NCWCA is proud of our strong leadership, supportive board, and enthusiastic members. We foster community through a unique menu of interactive activities and opportunities for artistic and professional growth. In addition to frequent exhibition opportunities, we invite our membership, and often the public, to participate in professional development, art share, art tag, and inclusive monthly board meetings, plus ad hoc workshops and social events. NCWCA has hosted several Pacific Region conferences, among others. In addition to officers, the Board includes positions in charge of exhibitions, professional development, communications, membership, and generalist support. The chapter maximizes its operational efficiency by relying on free, inexpensive or donated technology for its meetings, membership, exhibitions, newsletters, catalogs, online presence, and social media publicity.
NCWCA embraces its activist mission, most publicly with exhibitions that push forward with bold feminist, environmental, and social justice messages. Just a few of these: “Violence Against Women, Women Against Violence” (2004); “Blue Planet” (2010), “Choice” (2014), which asserted women’s reproductive rights; “F*ck U in the Most Loving Way” (2017), which called for resistance against repressive Trumpism; “F213” (2019), named for the Fahrenheit temperature just above the boiling point of blood, featured nearly 100 national and Bay Area feminist artists and writers who were incensed about the United State’s regressive social and political climate.

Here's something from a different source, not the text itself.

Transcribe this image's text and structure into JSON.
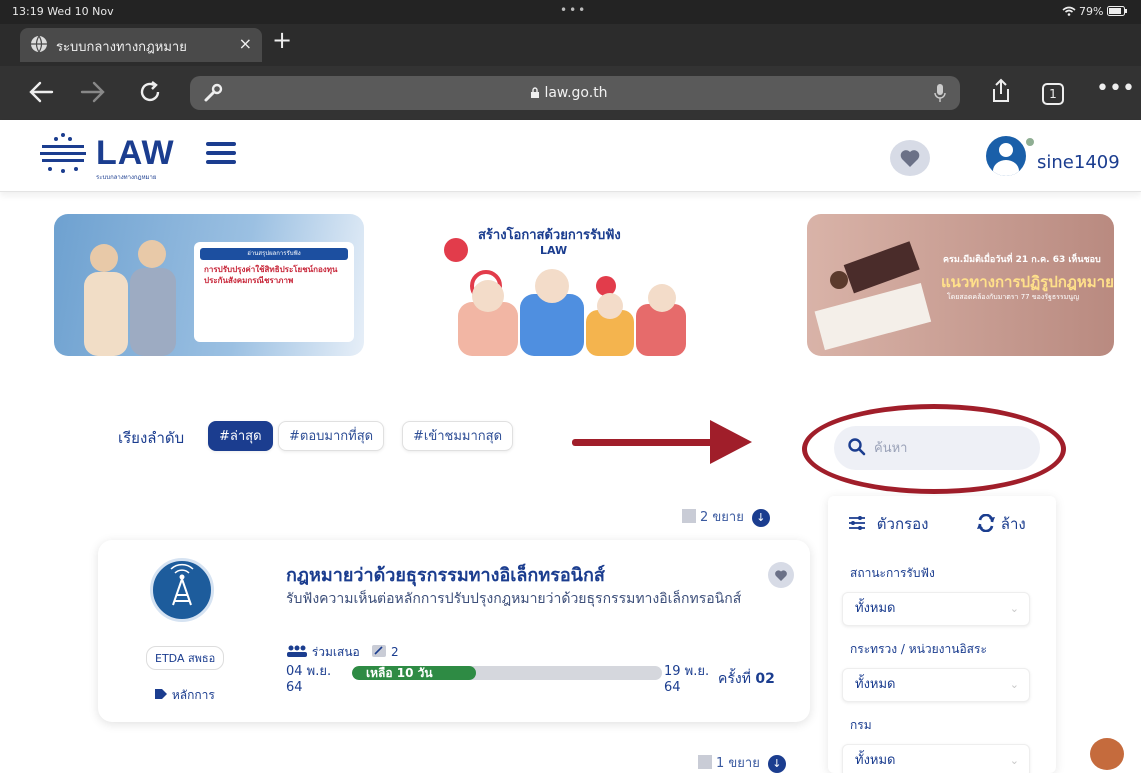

In addition, NCWCA organizes chapter exhibitions including the recent “The Ground Upon Which We Stand” (2020), a show displaced by the global pandemic, which carried an urgent message about climate change; and “Composing the Future” (2021), comprised of visions of how we will emerge from recent calamities that have upended our lives.
Chapter members range from emerging, second-career, and mid-career to well established and renowned artists, art historians, gallerists, curators, and writers. We have been home to several founders of WCA including Patricia Tavenner and Eleanor Dickinson, and our Northern California region has included a good number of National WCA Lifetime Achievement awardees including Ruth Asawa (1993), Bernice Bing (1996), Jo Hanson (1997), Kay Sekimachi (1997), Moira Roth (1997), Marie J. Calloway (2001), Eleanor Dickinson (2003), Wanda Corn (2007), Ester Hernandez (2009), Yolanda Lopez (2008), Trinh T. Minh-Ha (2012), and Lynn Hershman Leeson (2018).
Under president Sawyer Rose, NCWCA initiated programs designed to nurture young and emerging artists. Bay Area Art Stars is a networking event for emerging women in the arts to meet with established gallerists, curators, professors, and representatives from major arts organizations. The mentorship program, now in its fifth year, pairs five experienced NCWCA members with five emerging Bay Area female-identifying artists, curators, art teachers, art historians, and/or aspiring gallerists in a six month partnership focusing on artistic critique, professional practices, goal setting, and networking, passing along hard-earned skills and knowledge from one generation of women artists to the next.